Pour renforcer cette crédibilité, il faut être robuste à ces différents changements et assurer un certain nombre de redondances par rapport à ces évolutions. La composante aéroportée, qui apporte une chaîne totalement différente de la chaîne océanique en termes de porteurs, de vecteurs, d'effecteurs ou de mise en oeuvre apporte cette redondance et cette robustesse. Elle peut en outre l'apporter à un coût inférieur à ce que serait le coût de maintien d'une seule composante – la composante océanique – si l'on voulait investir afin de rendre cette unique composante robuste à ces évolutions.

Seconde valeur ajoutée, la composante aéroportée élargit considérablement l'éventail des options stratégiques. Ainsi que le général Bentégeat l'a rappelé devant vous, qu'il s'agisse de frappes ciblées, d'ultime avertissement, etc., tout un ensemble de scénarios stratégiques est assuré par la composante aéroportée et ne pourraient l'être dans les mêmes conditions par la composante océanique.

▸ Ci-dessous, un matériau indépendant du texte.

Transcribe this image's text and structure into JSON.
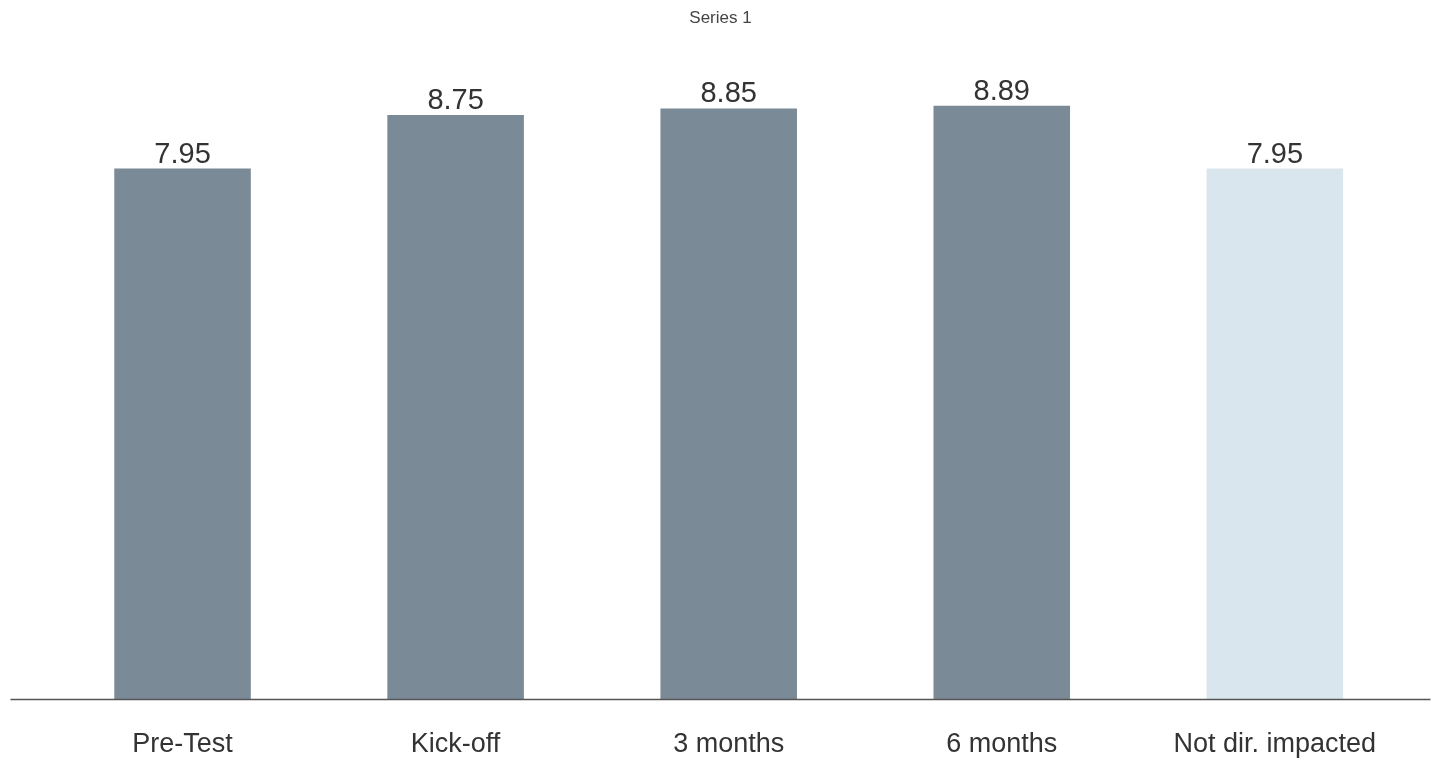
{
  "chart_data": {
    "type": "bar",
    "title": "Series 1",
    "categories": [
      "Pre-Test",
      "Kick-off",
      "3 months",
      "6 months",
      "Not dir. impacted"
    ],
    "values": [
      7.95,
      8.75,
      8.85,
      8.89,
      7.95
    ],
    "colors": [
      "#7b8a97",
      "#7b8a97",
      "#7b8a97",
      "#7b8a97",
      "#d9e6ee"
    ],
    "data_labels": true,
    "tick_labels": "x"
  }
}
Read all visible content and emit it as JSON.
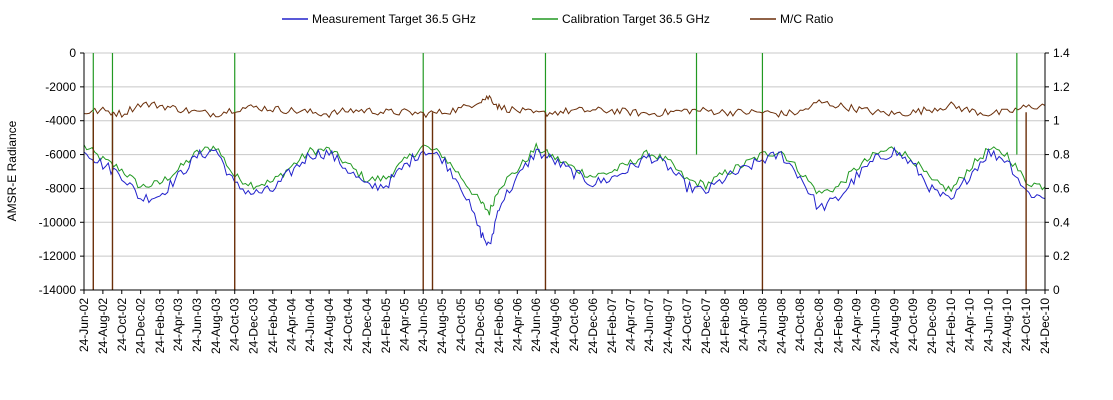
{
  "chart_data": {
    "type": "line",
    "title": "",
    "ylabel": "AMSR-E Radiance",
    "y2label": "",
    "ylim": [
      -14000,
      0
    ],
    "yticks": [
      0,
      -2000,
      -4000,
      -6000,
      -8000,
      -10000,
      -12000,
      -14000
    ],
    "ytick_labels": [
      "0",
      "-2000",
      "-4000",
      "-6000",
      "-8000",
      "-10000",
      "-12000",
      "-14000"
    ],
    "y2lim": [
      0,
      1.4
    ],
    "y2ticks": [
      1.4,
      1.2,
      1,
      0.8,
      0.6,
      0.4,
      0.2,
      0
    ],
    "y2tick_labels": [
      "1.4",
      "1.2",
      "1",
      "0.8",
      "0.6",
      "0.4",
      "0.2",
      "0"
    ],
    "x_dates": [
      "24-Jun-02",
      "24-Aug-02",
      "24-Oct-02",
      "24-Dec-02",
      "24-Feb-03",
      "24-Apr-03",
      "24-Jun-03",
      "24-Aug-03",
      "24-Oct-03",
      "24-Dec-03",
      "24-Feb-04",
      "24-Apr-04",
      "24-Jun-04",
      "24-Aug-04",
      "24-Oct-04",
      "24-Dec-04",
      "24-Feb-05",
      "24-Apr-05",
      "24-Jun-05",
      "24-Aug-05",
      "24-Oct-05",
      "24-Dec-05",
      "24-Feb-06",
      "24-Apr-06",
      "24-Jun-06",
      "24-Aug-06",
      "24-Oct-06",
      "24-Dec-06",
      "24-Feb-07",
      "24-Apr-07",
      "24-Jun-07",
      "24-Aug-07",
      "24-Oct-07",
      "24-Dec-07",
      "24-Feb-08",
      "24-Apr-08",
      "24-Jun-08",
      "24-Aug-08",
      "24-Oct-08",
      "24-Dec-08",
      "24-Feb-09",
      "24-Apr-09",
      "24-Jun-09",
      "24-Aug-09",
      "24-Oct-09",
      "24-Dec-09",
      "24-Feb-10",
      "24-Apr-10",
      "24-Jun-10",
      "24-Aug-10",
      "24-Oct-10",
      "24-Dec-10"
    ],
    "legend_position": "top-center",
    "grid": "horizontal",
    "series": [
      {
        "name": "Measurement Target 36.5 GHz",
        "color": "#2222cc",
        "axis": "left",
        "x": [
          "24-Jun-02",
          "24-Aug-02",
          "24-Oct-02",
          "24-Dec-02",
          "24-Feb-03",
          "24-Apr-03",
          "24-Jun-03",
          "24-Aug-03",
          "24-Oct-03",
          "24-Dec-03",
          "24-Feb-04",
          "24-Apr-04",
          "24-Jun-04",
          "24-Aug-04",
          "24-Oct-04",
          "24-Dec-04",
          "24-Feb-05",
          "24-Apr-05",
          "24-Jun-05",
          "24-Aug-05",
          "24-Oct-05",
          "24-Dec-05",
          "24-Jan-06",
          "24-Feb-06",
          "24-Apr-06",
          "24-Jun-06",
          "24-Aug-06",
          "24-Oct-06",
          "24-Dec-06",
          "24-Feb-07",
          "24-Apr-07",
          "24-Jun-07",
          "24-Aug-07",
          "24-Oct-07",
          "24-Dec-07",
          "24-Feb-08",
          "24-Apr-08",
          "24-Jun-08",
          "24-Aug-08",
          "24-Oct-08",
          "24-Dec-08",
          "24-Feb-09",
          "24-Apr-09",
          "24-Jun-09",
          "24-Aug-09",
          "24-Oct-09",
          "24-Dec-09",
          "24-Feb-10",
          "24-Apr-10",
          "24-Jun-10",
          "24-Aug-10",
          "24-Oct-10",
          "24-Dec-10"
        ],
        "values": [
          -5700,
          -6600,
          -7200,
          -8600,
          -8400,
          -7300,
          -6100,
          -5700,
          -7800,
          -8300,
          -8100,
          -7000,
          -6000,
          -5900,
          -6900,
          -7900,
          -7800,
          -6700,
          -5700,
          -6200,
          -7800,
          -10500,
          -11500,
          -9000,
          -7400,
          -5800,
          -6400,
          -7100,
          -7700,
          -7400,
          -6800,
          -6100,
          -6700,
          -7900,
          -8200,
          -7400,
          -6900,
          -6300,
          -6000,
          -7300,
          -9200,
          -8600,
          -7300,
          -6300,
          -5800,
          -6600,
          -8100,
          -8800,
          -7200,
          -5900,
          -6300,
          -8200,
          -8600
        ]
      },
      {
        "name": "Calibration Target 36.5 GHz",
        "color": "#229922",
        "axis": "left",
        "x": [
          "24-Jun-02",
          "24-Aug-02",
          "24-Oct-02",
          "24-Dec-02",
          "24-Feb-03",
          "24-Apr-03",
          "24-Jun-03",
          "24-Aug-03",
          "24-Oct-03",
          "24-Dec-03",
          "24-Feb-04",
          "24-Apr-04",
          "24-Jun-04",
          "24-Aug-04",
          "24-Oct-04",
          "24-Dec-04",
          "24-Feb-05",
          "24-Apr-05",
          "24-Jun-05",
          "24-Aug-05",
          "24-Oct-05",
          "24-Dec-05",
          "24-Jan-06",
          "24-Feb-06",
          "24-Apr-06",
          "24-Jun-06",
          "24-Aug-06",
          "24-Oct-06",
          "24-Dec-06",
          "24-Feb-07",
          "24-Apr-07",
          "24-Jun-07",
          "24-Aug-07",
          "24-Oct-07",
          "24-Dec-07",
          "24-Feb-08",
          "24-Apr-08",
          "24-Jun-08",
          "24-Aug-08",
          "24-Oct-08",
          "24-Dec-08",
          "24-Feb-09",
          "24-Apr-09",
          "24-Jun-09",
          "24-Aug-09",
          "24-Oct-09",
          "24-Dec-09",
          "24-Feb-10",
          "24-Apr-10",
          "24-Jun-10",
          "24-Aug-10",
          "24-Oct-10",
          "24-Dec-10"
        ],
        "values": [
          -5500,
          -6300,
          -6900,
          -7900,
          -7700,
          -6900,
          -5900,
          -5500,
          -7300,
          -7800,
          -7600,
          -6700,
          -5800,
          -5700,
          -6600,
          -7500,
          -7400,
          -6400,
          -5500,
          -6000,
          -7300,
          -8800,
          -9400,
          -7900,
          -6900,
          -5600,
          -6200,
          -6800,
          -7300,
          -7000,
          -6500,
          -5900,
          -6400,
          -7500,
          -7800,
          -7100,
          -6600,
          -6000,
          -5800,
          -7000,
          -8300,
          -7900,
          -6800,
          -6000,
          -5600,
          -6300,
          -7600,
          -8100,
          -6800,
          -5700,
          -6000,
          -7600,
          -7900
        ]
      },
      {
        "name": "M/C Ratio",
        "color": "#6b2f0a",
        "axis": "right",
        "x": [
          "24-Jun-02",
          "24-Aug-02",
          "24-Oct-02",
          "24-Dec-02",
          "24-Feb-03",
          "24-Apr-03",
          "24-Jun-03",
          "24-Aug-03",
          "24-Oct-03",
          "24-Dec-03",
          "24-Feb-04",
          "24-Apr-04",
          "24-Jun-04",
          "24-Aug-04",
          "24-Oct-04",
          "24-Dec-04",
          "24-Feb-05",
          "24-Apr-05",
          "24-Jun-05",
          "24-Aug-05",
          "24-Oct-05",
          "24-Dec-05",
          "24-Jan-06",
          "24-Feb-06",
          "24-Apr-06",
          "24-Jun-06",
          "24-Aug-06",
          "24-Oct-06",
          "24-Dec-06",
          "24-Feb-07",
          "24-Apr-07",
          "24-Jun-07",
          "24-Aug-07",
          "24-Oct-07",
          "24-Dec-07",
          "24-Feb-08",
          "24-Apr-08",
          "24-Jun-08",
          "24-Aug-08",
          "24-Oct-08",
          "24-Dec-08",
          "24-Feb-09",
          "24-Apr-09",
          "24-Jun-09",
          "24-Aug-09",
          "24-Oct-09",
          "24-Dec-09",
          "24-Feb-10",
          "24-Apr-10",
          "24-Jun-10",
          "24-Aug-10",
          "24-Oct-10",
          "24-Dec-10"
        ],
        "values": [
          1.05,
          1.06,
          1.04,
          1.1,
          1.09,
          1.07,
          1.05,
          1.04,
          1.07,
          1.08,
          1.07,
          1.06,
          1.05,
          1.04,
          1.06,
          1.06,
          1.05,
          1.05,
          1.04,
          1.05,
          1.07,
          1.12,
          1.14,
          1.08,
          1.06,
          1.04,
          1.05,
          1.06,
          1.06,
          1.06,
          1.05,
          1.04,
          1.05,
          1.06,
          1.06,
          1.05,
          1.05,
          1.05,
          1.04,
          1.05,
          1.11,
          1.09,
          1.07,
          1.05,
          1.04,
          1.05,
          1.07,
          1.09,
          1.06,
          1.04,
          1.05,
          1.08,
          1.09
        ]
      }
    ],
    "dropouts": [
      {
        "date": "24-Jul-02",
        "series": "M/C Ratio",
        "value": 0
      },
      {
        "date": "24-Sep-02",
        "series": "M/C Ratio",
        "value": 0
      },
      {
        "date": "24-Oct-03",
        "series": "M/C Ratio",
        "value": 0
      },
      {
        "date": "24-Jun-05",
        "series": "M/C Ratio",
        "value": 0
      },
      {
        "date": "24-Jul-05",
        "series": "M/C Ratio",
        "value": 0
      },
      {
        "date": "24-Jul-06",
        "series": "M/C Ratio",
        "value": 0
      },
      {
        "date": "24-Jun-08",
        "series": "M/C Ratio",
        "value": 0
      },
      {
        "date": "24-Oct-10",
        "series": "M/C Ratio",
        "value": 0
      }
    ],
    "spikes": [
      {
        "date": "24-Jul-02",
        "series": "Calibration Target 36.5 GHz",
        "value": 0
      },
      {
        "date": "24-Sep-02",
        "series": "Calibration Target 36.5 GHz",
        "value": 0
      },
      {
        "date": "24-Oct-03",
        "series": "Calibration Target 36.5 GHz",
        "value": 0
      },
      {
        "date": "24-Jun-05",
        "series": "Calibration Target 36.5 GHz",
        "value": 0
      },
      {
        "date": "24-Jul-06",
        "series": "Calibration Target 36.5 GHz",
        "value": 0
      },
      {
        "date": "24-Nov-07",
        "series": "Calibration Target 36.5 GHz",
        "value": 0
      },
      {
        "date": "24-Jun-08",
        "series": "Calibration Target 36.5 GHz",
        "value": 0
      },
      {
        "date": "24-Sep-10",
        "series": "Calibration Target 36.5 GHz",
        "value": 0
      }
    ]
  }
}
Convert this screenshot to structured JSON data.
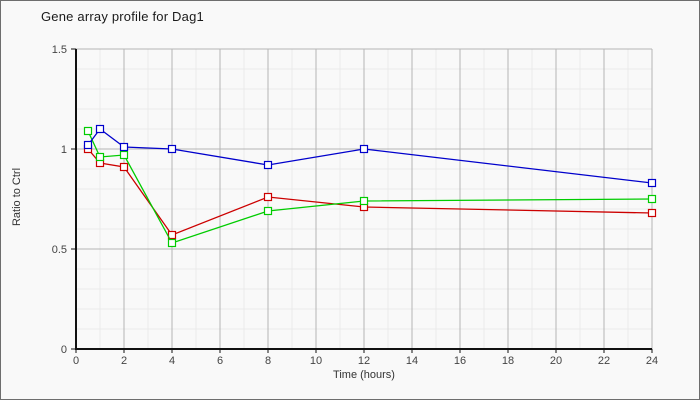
{
  "chart_data": {
    "type": "line",
    "title": "Gene array profile for Dag1",
    "xlabel": "Time (hours)",
    "ylabel": "Ratio to Ctrl",
    "x": [
      0.5,
      1,
      2,
      4,
      8,
      12,
      24
    ],
    "series": [
      {
        "name": "red-series",
        "color": "#cc0000",
        "values": [
          1.0,
          0.93,
          0.91,
          0.57,
          0.76,
          0.71,
          0.68
        ]
      },
      {
        "name": "green-series",
        "color": "#00cc00",
        "values": [
          1.09,
          0.96,
          0.97,
          0.53,
          0.69,
          0.74,
          0.75
        ]
      },
      {
        "name": "blue-series",
        "color": "#0000cc",
        "values": [
          1.02,
          1.1,
          1.01,
          1.0,
          0.92,
          1.0,
          0.83
        ]
      }
    ],
    "xlim": [
      0,
      24
    ],
    "ylim": [
      0,
      1.5
    ],
    "x_major_ticks": [
      0,
      2,
      4,
      6,
      8,
      10,
      12,
      14,
      16,
      18,
      20,
      22,
      24
    ],
    "x_minor_step": 1,
    "y_major_ticks": [
      0,
      0.5,
      1,
      1.5
    ],
    "y_tick_labels": [
      "0",
      "0.5",
      "1",
      "1.5"
    ],
    "y_minor_step": 0.1,
    "grid": true,
    "legend": "none",
    "marker": "open-square",
    "colors": {
      "background": "#f9f9f9",
      "axis": "#111111",
      "major_grid": "#b5b5b5",
      "minor_grid": "#eaeaea",
      "tick_label": "#444444",
      "marker_fill": "#ffffff",
      "frame_border": "#6e6e6e"
    }
  }
}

Toutefois notre responsabilité d'industriel n'est pas de nous prononcer sur les deux valeurs ajoutées que je viens d'exposer. Elle est, le jour où la décision politique sera prise de poursuivre ou non la composante aéroportée, de garantir que la décision ne soit pas contrainte par des éléments financiers ou technologiques. Plus précisément, notre responsabilité est que cette décision de nature politique puisse être prise avec le niveau de contrainte financière et technologique le plus bas possible en assurant, d'une part, le maintien de la composante aéroportée au coût le plus bas possible sur le long terme et, d'autre part, le maintien d'un haut niveau de performance et de pénétration.

À cet égard, je tiens à souligner que les capacités dont nous disposons en France sont au meilleur niveau mondial. Depuis plusieurs décennies nous avons investi sur la propulsion sur statoréacteur avec l'ASMP puis l'ASMP-A. Par ailleurs, au sein du MBDA, nous disposons de capacités de défense anti-aérienne qui nous permettent de comprendre les évolutions technologiques et les enjeux en termes de pénétration. C'est ainsi que l'ASMP-A, que nous avons livré à l'armée de l'air et à la marine, suscite plus que l'intérêt de la part des forces américaines.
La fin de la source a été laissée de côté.